Organisée comme chaque année à Singapour depuis 2002 par l’Institut International des Etudes Stratégiques (IISS) de Londres, la 13e session du Shangri-La Dialogue, réplique pour l’Asie Pacifique de la Conférence annuelle de sécurité de Munich, s’est tenue du 30 mai au 1er juin. Avec plus de 500 participants, le dernier séminaire a été le plus suivi de toute l’histoire du dialogue.

A la Corée du Nord près, il a accueilli des chercheurs, experts militaires et journalistes en même temps que les officiels des systèmes de défense de tous les pays asiatiques, de ceux des pays riverains du Pacifique (Australie, Canada, Chili, France, Nouvelle-Zélande, Russie, Royaume Uni, Etats-Unis), ainsi que des représentants de l’Allemagne et de la Suède.

Alors que la région est depuis plusieurs mois soumise à de fortes tensions ponctuées de sérieuses échauffourées en mer de Chine du Sud entre Pékin, Hanoi et Manille sur fond de crispations de Pékin avec Washington et Tokyo, les sessions ont donné lieu à une assez vive réaction du Général Wang Guangzhong, adjoint à l’Etat-Major général de l’APL, ancien membre pendant six années du département de la propagande et des stratégies politiques de la Commission Militaire Centrale.

Connu des spécialistes de l’APL comme un brillant débatteur et un praticien averti des stratégies globales d’influence destinées à promouvoir sur le long terme les intérêts de la Chine, Wang Guangzhong s’est, lors de son intervention, écarté de son texte préparé à l’avance pour fustiger vertement les remarques du discours d’ouverture du séminaire du Premier Ministre Japonais Shinzo Abe et celles du Secrétaire d’État à la défense américain Chuck Hagel.

Les deux - le premier sans la nommer, mais le deuxième plus explicitement – avaient publiquement accusé la Chine de déstabiliser la région par ses provocations et ses « grignotages » maritimes autour des îlots. Jugeant les interventions de Mr Abe et Hagel « inacceptables et inimaginables », Wang a rétorqué qu’elles lui donnaient le sentiment d’avoir été coordonnées pour agresser Pékin, alors qu’en réalité c’était la Chine qui était fréquemment obligée de se défendre contre les provocations des autres.

Répondant aux inévitables questions sur la ligne de base en 9 traits transformant la Mer de Chine du sud en une mer intérieure chinoise, Wang a commencé par répliquer que les Etats-Unis n’avaient pas ratifié la convention sur le droit de la mer dont ils se réclament pour prêcher la bonne parole.

Puis, il a rappelé les arguments historiques qui renvoient la souveraineté chinoise sur les îlots à la dynastie Han (206 av.

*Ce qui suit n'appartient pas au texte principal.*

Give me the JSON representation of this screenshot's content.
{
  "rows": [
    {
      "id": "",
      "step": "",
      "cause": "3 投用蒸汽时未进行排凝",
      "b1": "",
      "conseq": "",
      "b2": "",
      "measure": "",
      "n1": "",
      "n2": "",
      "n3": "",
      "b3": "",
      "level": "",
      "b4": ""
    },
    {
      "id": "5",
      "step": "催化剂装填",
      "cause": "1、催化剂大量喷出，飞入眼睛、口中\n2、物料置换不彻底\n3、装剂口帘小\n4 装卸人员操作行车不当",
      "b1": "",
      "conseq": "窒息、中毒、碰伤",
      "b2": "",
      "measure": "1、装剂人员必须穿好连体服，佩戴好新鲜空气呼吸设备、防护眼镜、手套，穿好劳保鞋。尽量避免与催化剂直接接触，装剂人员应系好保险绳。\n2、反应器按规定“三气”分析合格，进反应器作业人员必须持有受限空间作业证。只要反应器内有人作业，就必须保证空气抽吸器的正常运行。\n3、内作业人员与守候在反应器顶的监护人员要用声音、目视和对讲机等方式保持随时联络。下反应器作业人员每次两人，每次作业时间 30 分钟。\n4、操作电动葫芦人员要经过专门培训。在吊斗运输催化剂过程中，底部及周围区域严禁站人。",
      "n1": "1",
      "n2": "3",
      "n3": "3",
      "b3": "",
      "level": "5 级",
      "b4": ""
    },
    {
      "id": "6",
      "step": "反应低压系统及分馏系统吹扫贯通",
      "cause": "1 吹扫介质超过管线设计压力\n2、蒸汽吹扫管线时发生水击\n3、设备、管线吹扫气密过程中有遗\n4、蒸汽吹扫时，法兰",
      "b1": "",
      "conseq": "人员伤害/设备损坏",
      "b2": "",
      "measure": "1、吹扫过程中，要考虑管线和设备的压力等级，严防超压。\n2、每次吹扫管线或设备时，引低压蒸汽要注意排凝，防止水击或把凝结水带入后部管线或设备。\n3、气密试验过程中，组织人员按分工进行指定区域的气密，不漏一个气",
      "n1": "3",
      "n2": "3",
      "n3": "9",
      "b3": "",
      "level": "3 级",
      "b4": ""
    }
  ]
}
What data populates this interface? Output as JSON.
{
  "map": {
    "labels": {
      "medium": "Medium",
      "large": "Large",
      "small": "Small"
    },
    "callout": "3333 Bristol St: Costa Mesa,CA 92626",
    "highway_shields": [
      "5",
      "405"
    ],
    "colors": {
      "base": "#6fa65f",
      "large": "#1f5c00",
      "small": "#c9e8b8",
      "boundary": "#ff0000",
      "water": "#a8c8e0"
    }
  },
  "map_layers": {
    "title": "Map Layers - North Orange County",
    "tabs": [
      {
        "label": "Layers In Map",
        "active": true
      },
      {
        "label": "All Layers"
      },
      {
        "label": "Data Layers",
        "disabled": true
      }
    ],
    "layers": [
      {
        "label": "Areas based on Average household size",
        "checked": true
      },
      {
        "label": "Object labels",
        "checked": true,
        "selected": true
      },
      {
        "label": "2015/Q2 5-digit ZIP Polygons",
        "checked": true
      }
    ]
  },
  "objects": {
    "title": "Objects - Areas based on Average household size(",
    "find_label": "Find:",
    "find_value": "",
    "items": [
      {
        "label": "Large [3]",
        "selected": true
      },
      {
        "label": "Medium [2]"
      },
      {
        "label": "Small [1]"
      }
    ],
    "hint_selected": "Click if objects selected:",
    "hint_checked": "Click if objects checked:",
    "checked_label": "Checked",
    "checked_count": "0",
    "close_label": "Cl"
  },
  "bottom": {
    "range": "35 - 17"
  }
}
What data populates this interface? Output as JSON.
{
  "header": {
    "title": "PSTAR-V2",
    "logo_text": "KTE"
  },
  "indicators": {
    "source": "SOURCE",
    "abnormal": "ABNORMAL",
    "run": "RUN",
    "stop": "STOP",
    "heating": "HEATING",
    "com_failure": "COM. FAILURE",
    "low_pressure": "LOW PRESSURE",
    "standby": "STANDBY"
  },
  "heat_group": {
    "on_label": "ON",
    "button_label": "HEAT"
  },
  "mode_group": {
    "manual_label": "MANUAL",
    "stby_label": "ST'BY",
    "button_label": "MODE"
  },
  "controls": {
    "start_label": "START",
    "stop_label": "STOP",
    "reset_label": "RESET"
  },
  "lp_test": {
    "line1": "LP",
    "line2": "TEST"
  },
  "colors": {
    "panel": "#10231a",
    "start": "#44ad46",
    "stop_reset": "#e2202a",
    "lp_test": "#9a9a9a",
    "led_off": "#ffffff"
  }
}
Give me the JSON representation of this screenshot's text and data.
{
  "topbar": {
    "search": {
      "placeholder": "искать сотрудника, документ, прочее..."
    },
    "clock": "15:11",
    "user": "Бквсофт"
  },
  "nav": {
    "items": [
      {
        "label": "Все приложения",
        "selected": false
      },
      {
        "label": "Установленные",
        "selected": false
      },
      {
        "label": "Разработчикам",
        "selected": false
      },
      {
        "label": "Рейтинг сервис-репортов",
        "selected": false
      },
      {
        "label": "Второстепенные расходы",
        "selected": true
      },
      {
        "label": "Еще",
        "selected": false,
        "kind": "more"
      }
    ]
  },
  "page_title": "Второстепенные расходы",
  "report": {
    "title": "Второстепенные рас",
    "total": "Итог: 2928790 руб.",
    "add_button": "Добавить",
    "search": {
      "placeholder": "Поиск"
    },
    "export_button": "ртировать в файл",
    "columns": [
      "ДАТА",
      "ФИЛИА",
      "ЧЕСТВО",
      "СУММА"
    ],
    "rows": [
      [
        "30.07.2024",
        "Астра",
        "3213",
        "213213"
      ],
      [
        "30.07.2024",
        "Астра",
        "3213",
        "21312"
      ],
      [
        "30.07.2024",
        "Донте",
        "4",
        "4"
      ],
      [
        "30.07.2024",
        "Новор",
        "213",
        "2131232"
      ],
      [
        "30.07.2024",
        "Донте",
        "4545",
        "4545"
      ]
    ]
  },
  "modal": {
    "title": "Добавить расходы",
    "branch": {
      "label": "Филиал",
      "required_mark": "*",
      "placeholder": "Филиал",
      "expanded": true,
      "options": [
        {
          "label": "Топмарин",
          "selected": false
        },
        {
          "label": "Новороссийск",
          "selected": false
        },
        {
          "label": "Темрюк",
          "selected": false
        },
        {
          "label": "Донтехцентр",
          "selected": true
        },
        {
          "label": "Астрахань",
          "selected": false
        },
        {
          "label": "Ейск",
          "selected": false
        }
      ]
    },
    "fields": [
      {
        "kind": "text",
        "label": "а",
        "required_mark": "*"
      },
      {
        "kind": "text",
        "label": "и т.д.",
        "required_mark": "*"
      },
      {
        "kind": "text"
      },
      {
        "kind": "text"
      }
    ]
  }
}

JC à 220 ap. JC). Enfin, il a fait valoir l’antériorité de la ligne en 9 traits (1948) sur la convention de Montego Bay (1994) qui, selon lui, ne pouvait avoir d’effet rétroactif.

Mais, signe qui ne trompe pas sur les intentions de la Chine de ménager les Etats-Unis, dont il a pourtant publiquement qualifié le discours « d’hégémonique et menaçant », Wang, provoquant l’hilarité des représentants des 27 pays présents, a trouvé nécessaire d’ajouter qu’à tout prendre il préférait encore les remarques sans détour de Chuck Hagel à celles de Shinzo Abe qui avait critiqué la Chine sans la nommer. « Mieux vaut être direct ».

Autre indice d’arrières pensées plus ouvertes à l’égard de Washington, une partie du discours de Wang a été consacré à la coopération de l’APL avec le Pentagone, en dépit du fait que Chuck Hagel ait rappelé haut et fort la détermination de l’Amérique à ne pas déserter la zone.

Peut-être plus qu’avec Manille coupable d’avoir à la fois traîné Pékin au tribunal international sur le droit de la mer et perpétué ses accords de défense avec le Pentagone, la Chine pense t-elle qu’il existe une marge de négociation avec Hanoi comme l’indique la rencontre en marge du dialogue entre le général Wang et le ministre vietnamien de la défense.

Enfin même avec le Japon dont les positions exprimées lors du séminaire semblent irréconciliables avec celles de Pékin, des espaces de négociation existent, générés par la connivence des intérêts d’affaires et la crainte de la Chine que Tokyo surpasse son influence dans l’ASEAN. Mais étouffés par la rigidité des postures des appareils de défense, ces intervalles de dialogue n’ont pas été évoqués lors du séminaire.

C’est ailleurs qu’ils se construisent, dans le cadre de l’APEC ou à l’occasion des visites en Chine d’émissaires japonais de haut rang. Mais sur le fond, la rivalité stratégique entre le Japon et la Chine, attisée par les réminiscences de l’histoire et la connivence entre Tokyo et Washington n’est pas prête de s’éteindre. Elle continue à être un des principaux ferments de la présence américaine en Asie Pacifique.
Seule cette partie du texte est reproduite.